I dig my teeth into my bottom lip and silently wish I could just have a normal conversation with this guy. It feels like I’m either apologizing, trying to navigate his gruff demeanor, snapping at him for something he said, or wading in our deep pool of uncomfortable silence.

My eyes dart around the bar, mentally seeking something to say that would actually encourage normality. But all I come up with are liquor bottles and beer and drunk townspeople. Not exactly great conversation starters.
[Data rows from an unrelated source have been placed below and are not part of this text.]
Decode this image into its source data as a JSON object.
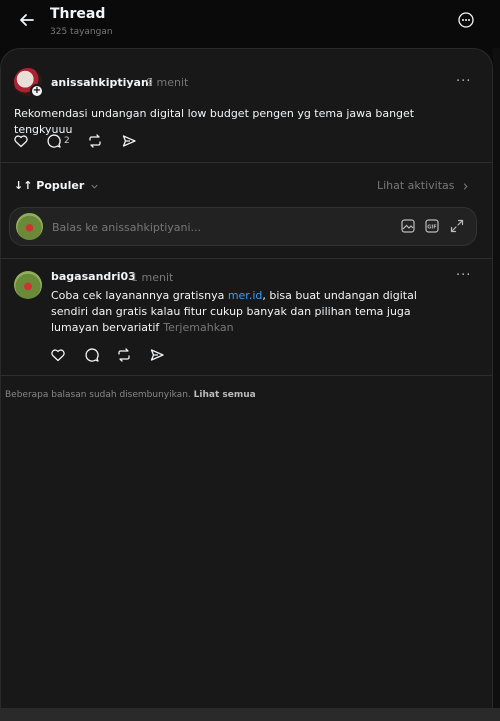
{
  "header": {
    "title": "Thread",
    "views": "325 tayangan"
  },
  "post": {
    "username": "anissahkiptiyani",
    "time": "9 menit",
    "text": "Rekomendasi undangan digital low budget pengen yg tema jawa banget tengkyuuu",
    "reply_count": "2",
    "more": "···"
  },
  "sort": {
    "label": "↓↑ Populer",
    "activity_link": "Lihat aktivitas"
  },
  "reply_box": {
    "placeholder": "Balas ke anissahkiptiyani..."
  },
  "comment": {
    "username": "bagasandri03",
    "time": "1 menit",
    "text_before_link": "Coba cek layanannya gratisnya ",
    "link": "mer.id",
    "text_after_link": ", bisa buat undangan digital sendiri dan gratis kalau fitur cukup banyak dan pilihan tema juga lumayan bervariatif",
    "translate": "Terjemahkan",
    "more": "···"
  },
  "hidden_note": {
    "text": "Beberapa balasan sudah disembunyikan.",
    "link": "Lihat semua"
  },
  "colors": {
    "background": "#0a0a0a",
    "panel": "#181818",
    "link": "#3b9cff"
  },
  "icons": [
    "back-arrow-icon",
    "more-circle-icon",
    "heart-icon",
    "comment-icon",
    "repost-icon",
    "share-icon",
    "chevron-down-icon",
    "chevron-right-icon",
    "image-icon",
    "gif-icon",
    "expand-icon"
  ]
}
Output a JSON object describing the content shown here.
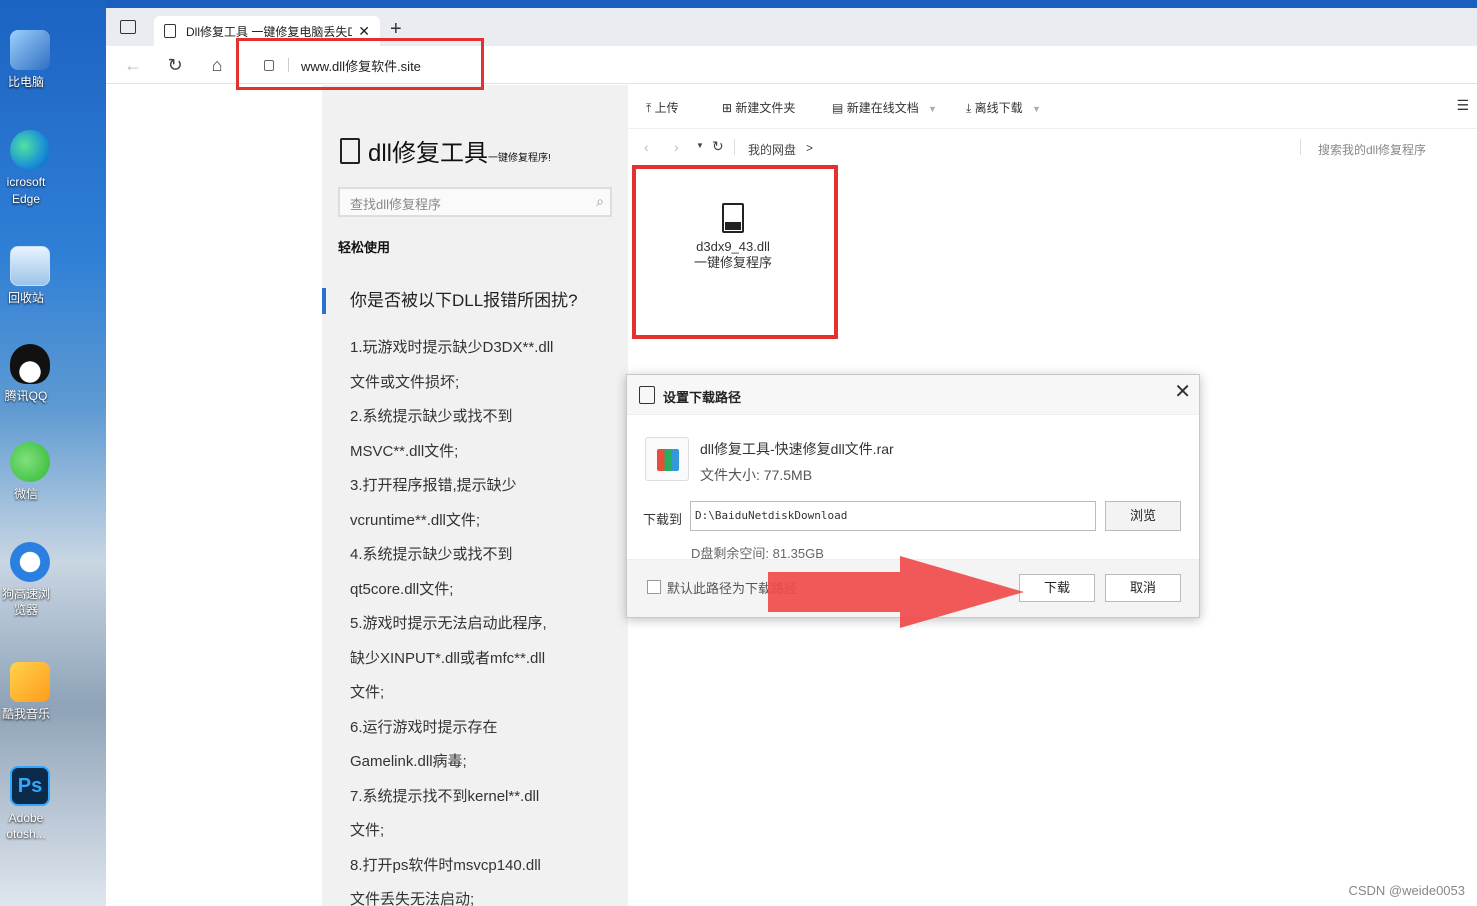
{
  "desktop": {
    "icons": [
      {
        "label": "比电脑",
        "icon": "computer-icon"
      },
      {
        "label": "icrosoft\nEdge",
        "icon": "edge-icon"
      },
      {
        "label": "回收站",
        "icon": "recycle-bin-icon"
      },
      {
        "label": "腾讯QQ",
        "icon": "qq-icon"
      },
      {
        "label": "微信",
        "icon": "wechat-icon"
      },
      {
        "label": "狗高速浏\n览器",
        "icon": "sogou-browser-icon"
      },
      {
        "label": "酷我音乐",
        "icon": "kuwo-music-icon"
      },
      {
        "label": "Adobe\notosh...",
        "icon": "photoshop-icon"
      }
    ]
  },
  "browser": {
    "tab_title": "Dll修复工具 一键修复电脑丢失Dl",
    "new_tab": "+",
    "url": "www.dll修复软件.site"
  },
  "left": {
    "brand_title": "dll修复工具",
    "brand_sub": "一键修复程序!",
    "search_placeholder": "查找dll修复程序",
    "easy_use": "轻松使用",
    "question": "你是否被以下DLL报错所困扰?",
    "lines": [
      "1.玩游戏时提示缺少D3DX**.dll",
      "文件或文件损坏;",
      "2.系统提示缺少或找不到",
      "MSVC**.dll文件;",
      "3.打开程序报错,提示缺少",
      "vcruntime**.dll文件;",
      "4.系统提示缺少或找不到",
      "qt5core.dll文件;",
      "5.游戏时提示无法启动此程序,",
      "缺少XINPUT*.dll或者mfc**.dll",
      "文件;",
      "6.运行游戏时提示存在",
      "Gamelink.dll病毒;",
      "7.系统提示找不到kernel**.dll",
      "文件;",
      "8.打开ps软件时msvcp140.dll",
      "文件丢失无法启动;"
    ]
  },
  "right": {
    "toolbar": {
      "upload": "上传",
      "new_folder": "新建文件夹",
      "new_online_doc": "新建在线文档",
      "offline_download": "离线下载"
    },
    "breadcrumb": "我的网盘",
    "breadcrumb_sep": ">",
    "search_placeholder": "搜索我的dll修复程序",
    "file_name": "d3dx9_43.dll",
    "file_sub": "一键修复程序"
  },
  "dialog": {
    "title": "设置下载路径",
    "file_name": "dll修复工具-快速修复dll文件.rar",
    "file_size": "文件大小: 77.5MB",
    "path_label": "下载到",
    "path_value": "D:\\BaiduNetdiskDownload",
    "browse": "浏览",
    "free_space": "D盘剩余空间: 81.35GB",
    "default_path": "默认此路径为下载路径",
    "download": "下载",
    "cancel": "取消"
  },
  "watermark": "CSDN @weide0053",
  "colors": {
    "highlight": "#e53030",
    "arrow": "#f04a4a",
    "accent": "#2a6fd1"
  }
}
Eventually, my gaze makes its way back over to him where he sits at the bar, eyes forward and mouth set in a firm line.

When he lifts his glass of amber-colored liquor to his lips for a drink, I catch sight of the Sum tattoo on his left hand. But this time, I spot an additional three letters that wrap around his finger.

S-u-m-m-e-r.

Summer.

Summer?

Surely this is a woman’s name. I mean, a man like Bennett—grumpy, broody, ill-tempered—is most certainly a winter. Not to mention, his tattoo isn’t on just any finger. It’s on his wedding ring finger.

Right then, it hits me. His sullen mood. His “I need a breather.”

I’m such a fool.

“Is your…uh…” I pause and shift a little on my feet. “Is your wife mad about today?”

“My wife?” He jerks his head back as his eyes meet mine again. “I don’t have a wife.”